While the world moves headlong into a frenzy of e-commerce activity, some regions, Nigeria being one of them, remain firmly dependent on primary sectors such as agriculture. In "The influence of information technology access on agricultural research in Nigeria", Jimba and Atinmo examine the relationship between access to the Internet and information technologies, and progress in agricultural development in Nigeria and its region. While information technologies are rapidly widening the gap between the post-industrial and developing countries of the world, it is those same technologies that have the potential of closing the gap once and for all. Africa has been referred to as a "paperless society" - not, as we are accustomed, referring to the advanced stage of digital media replacing printed media, but rather as an indication that the region is so terribly lacking in printed media to begin with. As this study shows, getting the right priorities established is but the first step in moving Africa from an information-poor paperless society to an information-rich digital society.
In "From EDI to Internet commerce: the BHP Steel experience", Chan and Swatman document a detailed case study of how this major Australian steel manufacturer underwent a successful transition from classic EDI technology to Web-based e-commerce. When you have 30,000 employees in 27 countries, 2,500 active suppliers, over 8,000 customers and annual sales exceeding US$4.83 billion, change does not typically happen fast. This case study covers over ten years of BHP Steel activity beginning with EDI and culminating with recent moves to internet-based B2B e-commerce.
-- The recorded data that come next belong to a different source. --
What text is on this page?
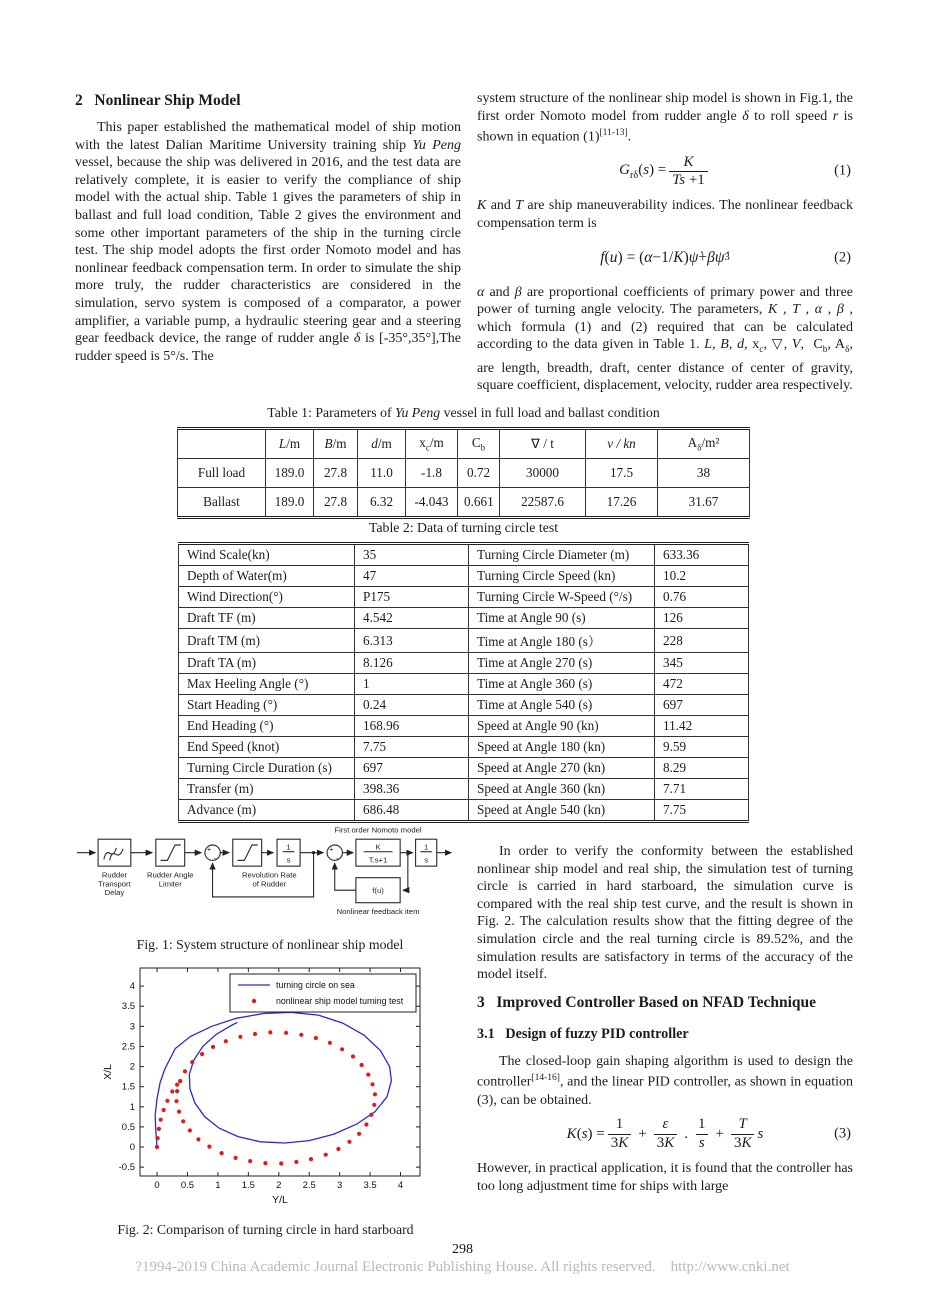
2   Nonlinear Ship Model

This paper established the mathematical model of ship motion with the latest Dalian Maritime University training ship Yu Peng vessel, because the ship was delivered in 2016, and the test data are relatively complete, it is easier to verify the compliance of ship model with the actual ship. Table 1 gives the parameters of ship in ballast and full load condition, Table 2 gives the environment and some other important parameters of the ship in the turning circle test. The ship model adopts the first order Nomoto model and has nonlinear feedback compensation term. In order to simulate the ship more truly, the rudder characteristics are considered in the simulation, servo system is composed of a comparator, a power amplifier, a variable pump, a hydraulic steering gear and a steering gear feedback device, the range of rudder angle δ is [-35°,35°],The rudder speed is 5°/s. The

system structure of the nonlinear ship model is shown in Fig.1, the first order Nomoto model from rudder angle δ to roll speed r is shown in equation (1)[11-13].

$G_{r\delta}(s) = \frac{K}{Ts +1}$	(1)

K and T are ship maneuverability indices. The nonlinear feedback compensation term is

f ( u ) = ( α −1/ K ) ψ̇ + β ψ̇ 3	(2)

α and β are proportional coefficients of primary power and three power of turning angle velocity. The parameters, K , T , α , β , which formula (1) and (2) required that can be calculated according to the data given in Table 1. L, B, d, $x_c$, ▽, V,  $C_b$, $A_\delta$, are length, breadth, draft, center distance of center of gravity, square coefficient, displacement, velocity, rudder area respectively.

Table 1: Parameters of Yu Peng vessel in full load and ballast condition
	L/m	B/m	d/m	$x_c/m$	$C_b$	∇ / t	v / kn	$A_\delta/m^2$
Full load	189.0	27.8	11.0	-1.8	0.72	30000	17.5	38
Ballast	189.0	27.8	6.32	-4.043	0.661	22587.6	17.26	31.67
Table 2: Data of turning circle test
Wind Scale(kn)	35	Turning Circle Diameter (m)	633.36
Depth of Water(m)	47	Turning Circle Speed (kn)	10.2
Wind Direction(°)	P175	Turning Circle W-Speed (°/s)	0.76
Draft TF (m)	4.542	Time at Angle 90 (s)	126
Draft TM (m)	6.313	Time at Angle 180 (s）	228
Draft TA (m)	8.126	Time at Angle 270 (s)	345
Max Heeling Angle (°)	1	Time at Angle 360 (s)	472
Start Heading (°)	0.24	Time at Angle 540 (s)	697
End Heading (°)	168.96	Speed at Angle 90 (kn)	11.42
End Speed (knot)	7.75	Speed at Angle 180 (kn)	9.59
Turning Circle Duration (s)	697	Speed at Angle 270 (kn)	8.29
Transfer (m)	398.36	Speed at Angle 360 (kn)	7.71
Advance (m)	686.48	Speed at Angle 540 (kn)	7.75
+
−
1
s
+
−
K
T.s+1
1
s
f(u)
Rudder
Transport
Delay
Rudder Angle
Limiter
Revolution Rate
of Rudder
First order Nomoto model
Nonlinear feedback item
Fig. 1: System structure of nonlinear ship model
0 0.5 1 1.5 2 2.5 3 3.5 4
-0.5
0
0.5
1
1.5
2
2.5
3
3.5
4
Y/L
X/L
turning circle on sea
nonlinear ship model turning test
Fig. 2: Comparison of turning circle in hard starboard

In order to verify the conformity between the established nonlinear ship model and real ship, the simulation test of turning circle is carried in hard starboard, the simulation curve is compared with the real ship test curve, and the result is shown in Fig. 2. The calculation results show that the fitting degree of the simulation circle and the real turning circle is 89.52%, and the simulation results are satisfactory in terms of the accuracy of the model itself.

3   Improved Controller Based on NFAD Technique
3.1   Design of fuzzy PID controller

The closed-loop gain shaping algorithm is used to design the controller[14-16], and the linear PID controller, as shown in equation (3), can be obtained.

$K(s) = \frac{1}{3K} + \frac{\varepsilon}{3K}$ . $\frac{1}{s} + \frac{T}{3K}$ s	(3)

However, in practical application, it is found that the controller has too long adjustment time for ships with large

298
?1994-2019 China Academic Journal Electronic Publishing House. All rights reserved.    http://www.cnki.net
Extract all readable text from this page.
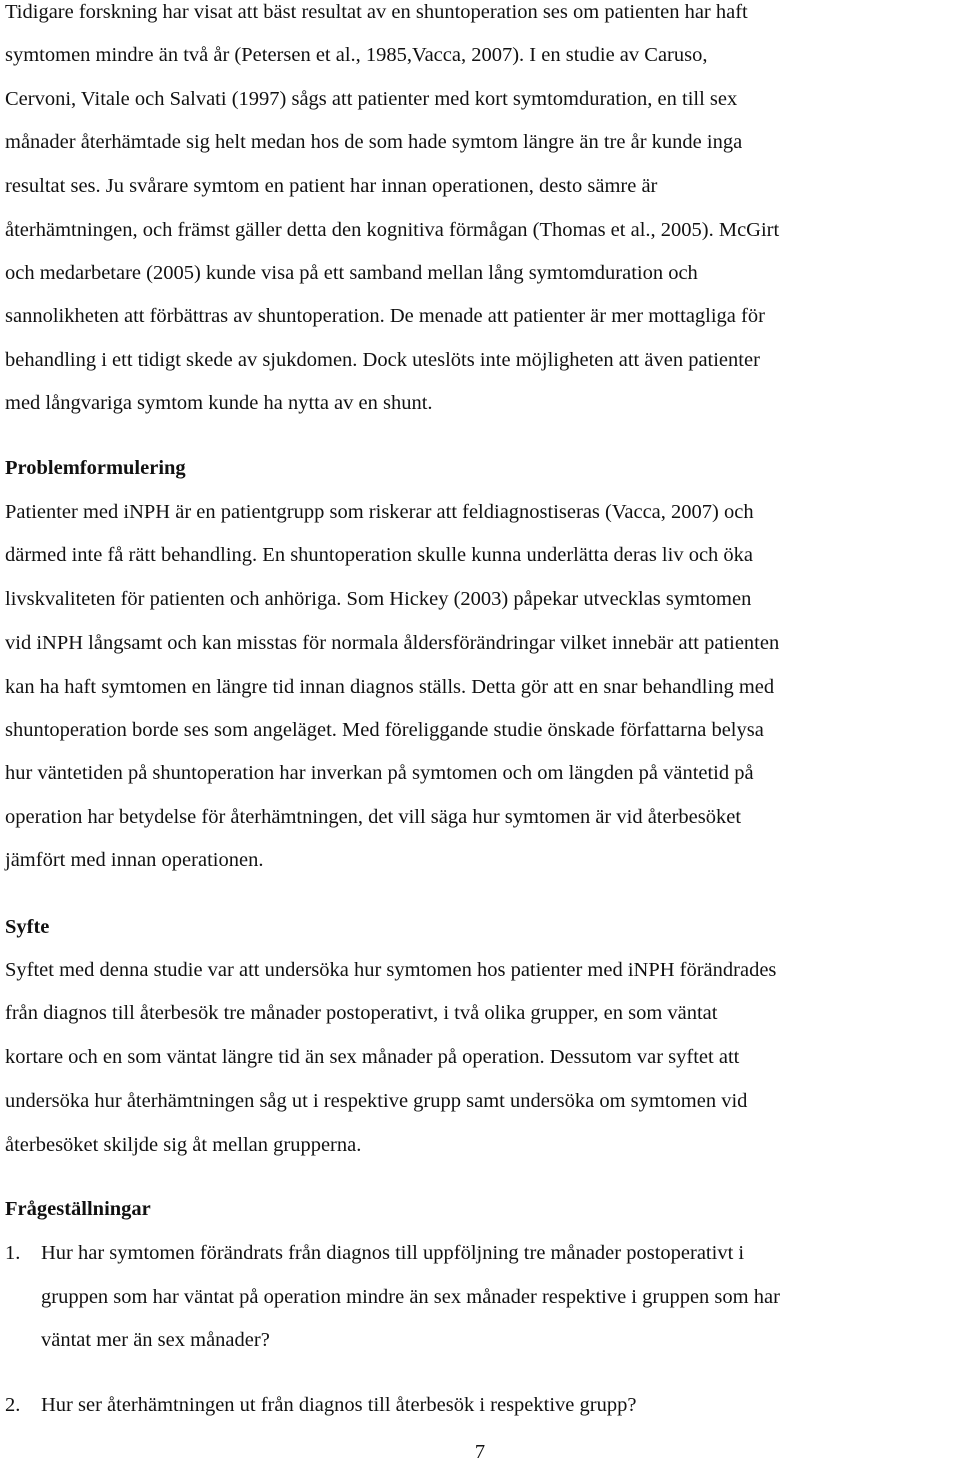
Tidigare forskning har visat att bäst resultat av en shuntoperation ses om patienten har haft
symtomen mindre än två år (Petersen et al., 1985,Vacca, 2007). I en studie av Caruso,
Cervoni, Vitale och Salvati (1997) sågs att patienter med kort symtomduration, en till sex
månader återhämtade sig helt medan hos de som hade symtom längre än tre år kunde inga
resultat ses. Ju svårare symtom en patient har innan operationen, desto sämre är
återhämtningen, och främst gäller detta den kognitiva förmågan (Thomas et al., 2005). McGirt
och medarbetare (2005) kunde visa på ett samband mellan lång symtomduration och
sannolikheten att förbättras av shuntoperation. De menade att patienter är mer mottagliga för
behandling i ett tidigt skede av sjukdomen. Dock uteslöts inte möjligheten att även patienter
med långvariga symtom kunde ha nytta av en shunt.
Problemformulering
Patienter med iNPH är en patientgrupp som riskerar att feldiagnostiseras (Vacca, 2007) och
därmed inte få rätt behandling. En shuntoperation skulle kunna underlätta deras liv och öka
livskvaliteten för patienten och anhöriga. Som Hickey (2003) påpekar utvecklas symtomen
vid iNPH långsamt och kan misstas för normala åldersförändringar vilket innebär att patienten
kan ha haft symtomen en längre tid innan diagnos ställs. Detta gör att en snar behandling med
shuntoperation borde ses som angeläget. Med föreliggande studie önskade författarna belysa
hur väntetiden på shuntoperation har inverkan på symtomen och om längden på väntetid på
operation har betydelse för återhämtningen, det vill säga hur symtomen är vid återbesöket
jämfört med innan operationen.
Syfte
Syftet med denna studie var att undersöka hur symtomen hos patienter med iNPH förändrades
från diagnos till återbesök tre månader postoperativt, i två olika grupper, en som väntat
kortare och en som väntat längre tid än sex månader på operation. Dessutom var syftet att
undersöka hur återhämtningen såg ut i respektive grupp samt undersöka om symtomen vid
återbesöket skiljde sig åt mellan grupperna.
Frågeställningar
1. Hur har symtomen förändrats från diagnos till uppföljning tre månader postoperativt i
gruppen som har väntat på operation mindre än sex månader respektive i gruppen som har
väntat mer än sex månader?
2. Hur ser återhämtningen ut från diagnos till återbesök i respektive grupp?
7
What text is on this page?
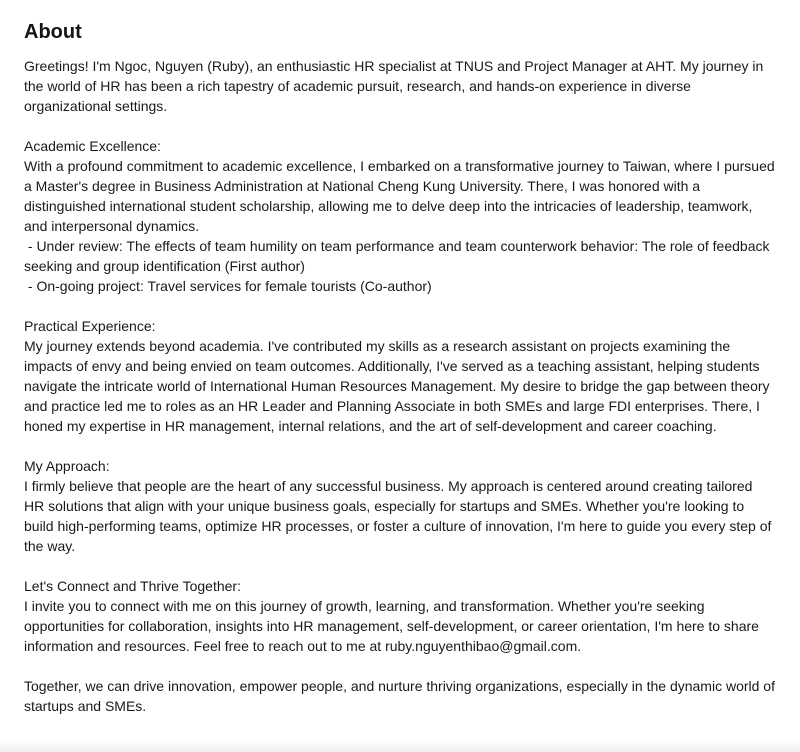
About

Greetings! I'm Ngoc, Nguyen (Ruby), an enthusiastic HR specialist at TNUS and Project Manager at AHT. My journey in the world of HR has been a rich tapestry of academic pursuit, research, and hands-on experience in diverse organizational settings.

Academic Excellence:
With a profound commitment to academic excellence, I embarked on a transformative journey to Taiwan, where I pursued a Master's degree in Business Administration at National Cheng Kung University. There, I was honored with a distinguished international student scholarship, allowing me to delve deep into the intricacies of leadership, teamwork, and interpersonal dynamics.
- Under review: The effects of team humility on team performance and team counterwork behavior: The role of feedback seeking and group identification (First author)
- On-going project: Travel services for female tourists (Co-author)

Practical Experience:
My journey extends beyond academia. I've contributed my skills as a research assistant on projects examining the impacts of envy and being envied on team outcomes. Additionally, I've served as a teaching assistant, helping students navigate the intricate world of International Human Resources Management. My desire to bridge the gap between theory and practice led me to roles as an HR Leader and Planning Associate in both SMEs and large FDI enterprises. There, I honed my expertise in HR management, internal relations, and the art of self-development and career coaching.

My Approach:
I firmly believe that people are the heart of any successful business. My approach is centered around creating tailored HR solutions that align with your unique business goals, especially for startups and SMEs. Whether you're looking to build high-performing teams, optimize HR processes, or foster a culture of innovation, I'm here to guide you every step of the way.

Let's Connect and Thrive Together:
I invite you to connect with me on this journey of growth, learning, and transformation. Whether you're seeking opportunities for collaboration, insights into HR management, self-development, or career orientation, I'm here to share information and resources. Feel free to reach out to me at ruby.nguyenthibao@gmail.com.

Together, we can drive innovation, empower people, and nurture thriving organizations, especially in the dynamic world of startups and SMEs.
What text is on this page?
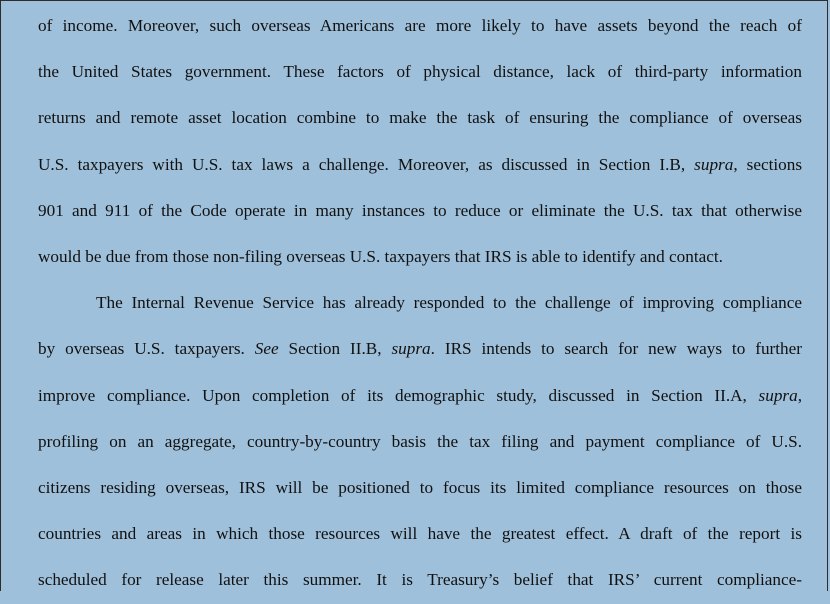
of income. Moreover, such overseas Americans are more likely to have assets beyond the reach of
the United States government. These factors of physical distance, lack of third-party information
returns and remote asset location combine to make the task of ensuring the compliance of overseas
U.S. taxpayers with U.S. tax laws a challenge. Moreover, as discussed in Section I.B, supra, sections
901 and 911 of the Code operate in many instances to reduce or eliminate the U.S. tax that otherwise
would be due from those non-filing overseas U.S. taxpayers that IRS is able to identify and contact.
The Internal Revenue Service has already responded to the challenge of improving compliance
by overseas U.S. taxpayers. See Section II.B, supra. IRS intends to search for new ways to further
improve compliance. Upon completion of its demographic study, discussed in Section II.A, supra,
profiling on an aggregate, country-by-country basis the tax filing and payment compliance of U.S.
citizens residing overseas, IRS will be positioned to focus its limited compliance resources on those
countries and areas in which those resources will have the greatest effect. A draft of the report is
scheduled for release later this summer. It is Treasury’s belief that IRS’ current compliance-
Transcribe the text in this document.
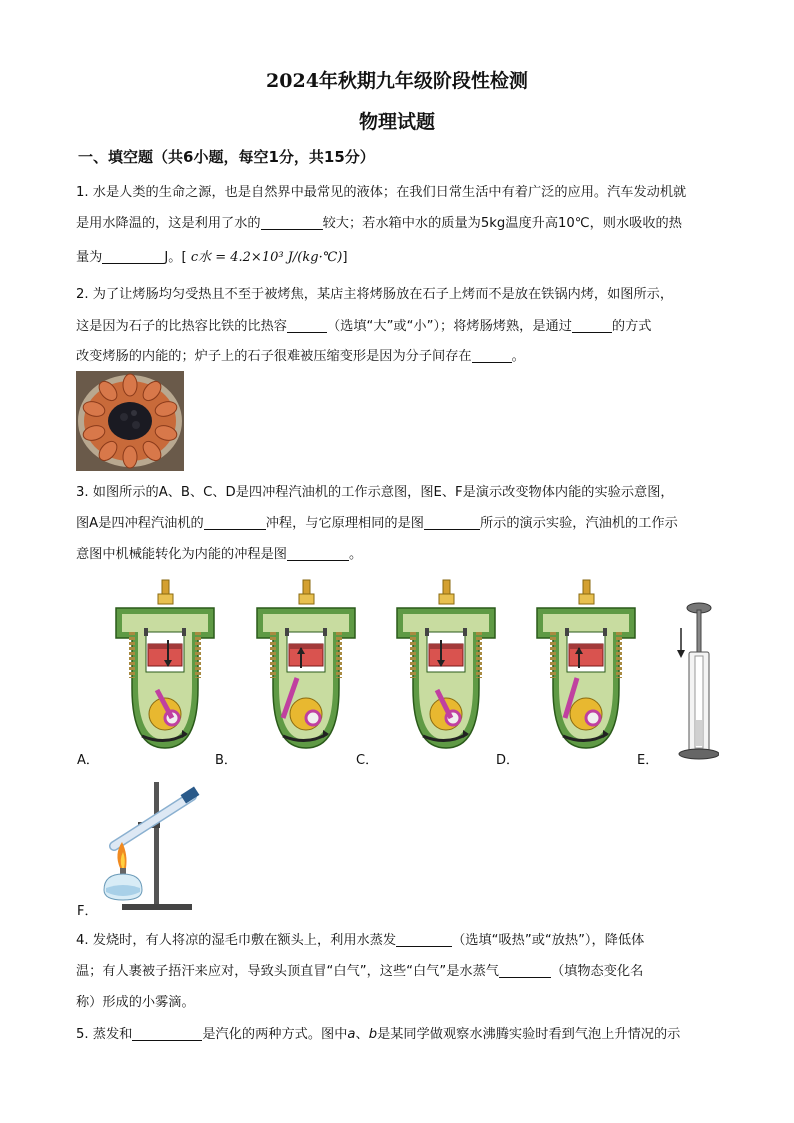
2024年秋期九年级阶段性检测
物理试题
一、填空题（共6小题，每空1分，共15分）
1. 水是人类的生命之源，也是自然界中最常见的液体；在我们日常生活中有着广泛的应用。汽车发动机就
是用水降温的，这是利用了水的	较大；若水箱中水的质量为5kg温度升高10℃，则水吸收的热
量为	J。[ c水 = 4.2×10³ J/(kg·℃)]
2. 为了让烤肠均匀受热且不至于被烤焦，某店主将烤肠放在石子上烤而不是放在铁锅内烤，如图所示，
这是因为石子的比热容比铁的比热容	（选填“大”或“小”）；将烤肠烤熟，是通过	的方式
改变烤肠的内能的；炉子上的石子很难被压缩变形是因为分子间存在	。
3. 如图所示的A、B、C、D是四冲程汽油机的工作示意图，图E、F是演示改变物体内能的实验示意图，
图A是四冲程汽油机的	冲程，与它原理相同的是图	所示的演示实验，汽油机的工作示
意图中机械能转化为内能的冲程是图	。
A．	B．	C．	D．	E．
F．
4. 发烧时，有人将凉的湿毛巾敷在额头上，利用水蒸发	（选填“吸热”或“放热”），降低体
温；有人裹被子捂汗来应对，导致头顶直冒“白气”，这些“白气”是水蒸气	（填物态变化名
称）形成的小雾滴。
5. 蒸发和	是汽化的两种方式。图中a、b是某同学做观察水沸腾实验时看到气泡上升情况的示
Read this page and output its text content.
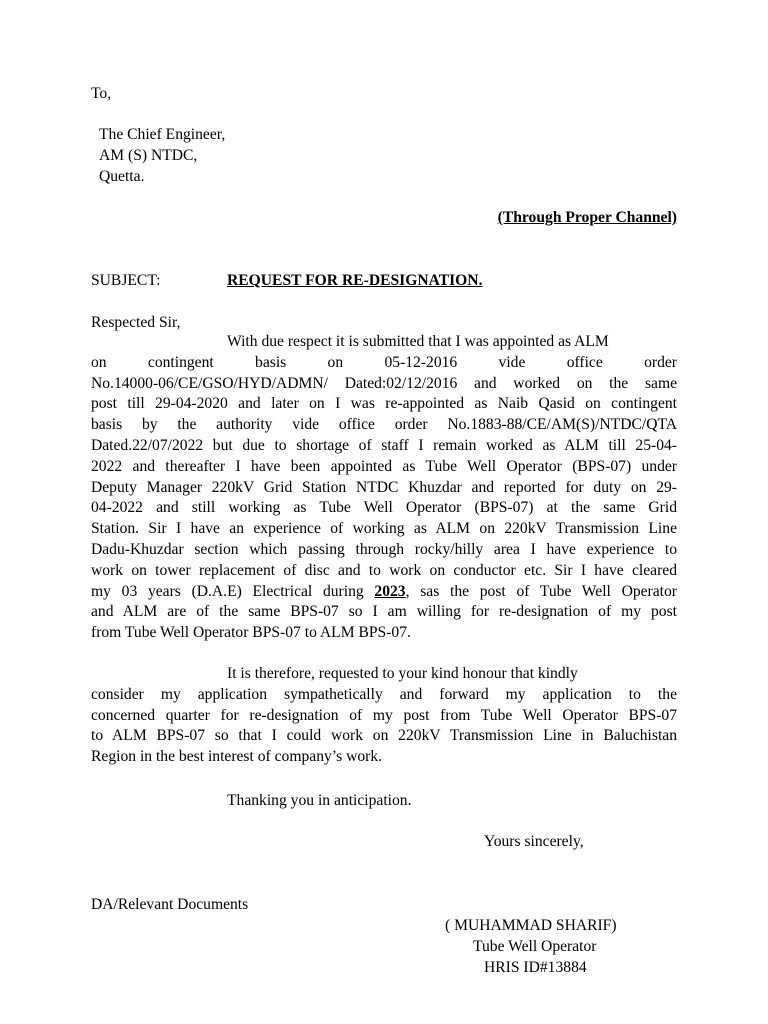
To,
The Chief Engineer,
AM (S) NTDC,
Quetta.
(Through Proper Channel)
SUBJECT:	REQUEST FOR RE-DESIGNATION.
Respected Sir,
With due respect it is submitted that I was appointed as ALM
on contingent basis on 05-12-2016 vide office order
No.14000-06/CE/GSO/HYD/ADMN/ Dated:02/12/2016 and worked on the same
post till 29-04-2020 and later on I was re-appointed as Naib Qasid on contingent
basis by the authority vide office order No.1883-88/CE/AM(S)/NTDC/QTA
Dated.22/07/2022 but due to shortage of staff I remain worked as ALM till 25-04-
2022 and thereafter I have been appointed as Tube Well Operator (BPS-07) under
Deputy Manager 220kV Grid Station NTDC Khuzdar and reported for duty on 29-
04-2022 and still working as Tube Well Operator (BPS-07) at the same Grid
Station. Sir I have an experience of working as ALM on 220kV Transmission Line
Dadu-Khuzdar section which passing through rocky/hilly area I have experience to
work on tower replacement of disc and to work on conductor etc. Sir I have cleared
my 03 years (D.A.E) Electrical during 2023, sas the post of Tube Well Operator
and ALM are of the same BPS-07 so I am willing for re-designation of my post
from Tube Well Operator BPS-07 to ALM BPS-07.
It is therefore, requested to your kind honour that kindly
consider my application sympathetically and forward my application to the
concerned quarter for re-designation of my post from Tube Well Operator BPS-07
to ALM BPS-07 so that I could work on 220kV Transmission Line in Baluchistan
Region in the best interest of company’s work.
Thanking you in anticipation.
Yours sincerely,
DA/Relevant Documents
( MUHAMMAD SHARIF)
Tube Well Operator
HRIS ID#13884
The BHP Steel case also serves to introduce what I hope will be a regular stream of industry cases on the use of e-commerce and Internet technologies. Internet Research has decided to add practitioner-oriented case studies as a regular feature of the journal - see the special "Call for papers" regarding this at the back of this issue or online at the journal's Web site. In this first issue of the new millennium (come now, you did not think I was going to be the only editor on the planet not to write a "millennium editorial", did you?), I want to reiterate my call for your leading edge research papers on new Internet-related technologies, applications, business models, field studies and information systems. But in addition, I wish to invite the submission of real-world case studies in which you share your experience of e-commerce, Internet product introduction, innovative Web-marketing strategy, redesigned information architecture, or other such studies reflecting the profound impact the Internet is having on your organization and daily lives.